I have arrived at the University of Canberra to undertake my first of three visits as the Distinguished Faculty of Arts and Design Research Fellow. While Day 1 was a wonderful day of catching with friends and colleagues and eating some great food from around the way, the real work started on Tuesday, Day 2.
My day was split into two key sessions: a workshop in the morning that explored embedded industry research, and the second half of the day which was for HDR mentoring. I’m here to bring my research, meet people and think through potential collaborative research projects with colleagues. I’d like to thank all the wonderful people at the News and Media Research Centre for hosting me over the five days.
Embedded Industry Research
First off, I forgot how much I love travelling and talking with people in a face-to-face mode! I haven’t presented research anywhere in person for about two years, so I was very excited to talk with people in a room that didn’t rhyme with Zoom.
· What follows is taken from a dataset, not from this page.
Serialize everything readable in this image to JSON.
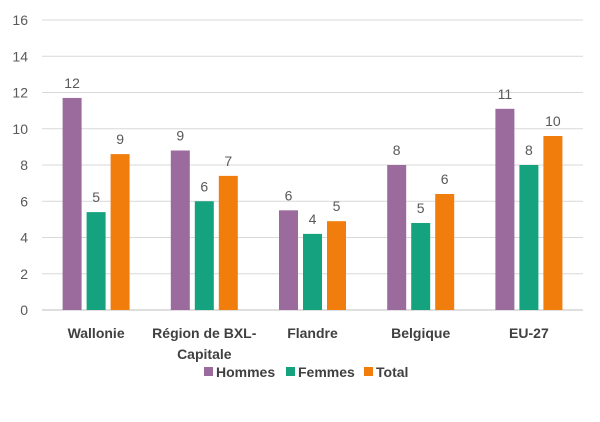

This first session was designed as a two and a half hour workshop for HDRs and beyond to explore the contexts and nuances of embedded research within industry. Drawing on my last ten years of embedded research at various industry partners from around the world, it was refreshing to re-visit how to do this sort of really important work. From how to approach industry with an offer, to co-designing research questions, and then how to integrate the appropriate methods, particularly in a post-lock down world, was refreshing for me.
What was more exciting was the discussion that emerged after the presentation. We had about an even split of colleagues who had done industry research (and this includes Linkage projects, consultancy work, commissioned research, and longer form research), and those that hadn’t. As we broke into smaller groups (not break out rooms), the conversation was focussed on the lived experience of researching with industry partners. It was excellent.
Some of the key topics that emerged included:
- Often there are different languages and perspectives at play between academics and industry – intermediaries are always useful, to broker between the different stakeholders
- We (academics) can become annoying? How do we ensure we remain relevant to the project from the industry perspective, too?
- Often the experience was disappointing – a great word to use here, where some of the finding shave been ignored or not acted upon
- There can be an anti-intellectual/academic culture – is it common with media organisations/journalists or more broadly than this?
- Is there something about the authority of academics that might not gel with industry folk?
- How could we know about their world/environment?
- What is your character that you take in with you? I’m a journalist. I’m a content creator. ‘Interloper’ was used.
- Suspicion seems to be the reaction from those being researched – why are they here?
- ‘It’s all about trust’
- The complications of trust
- Pandemic and the loss of hanging out with our industry folk
- Reflexivity – all data is skewed, “situation of data gathering’
If you are interested, you can access the slides from the day here:
The second half of the day was spent listening to HDRs talk about their projects and trying to guide them where I could. I very much look forward to connecting many of these amazing people with some fo the amazing humans from MECO – there are many cross over points that can be strengthened with a more national network of HDRs.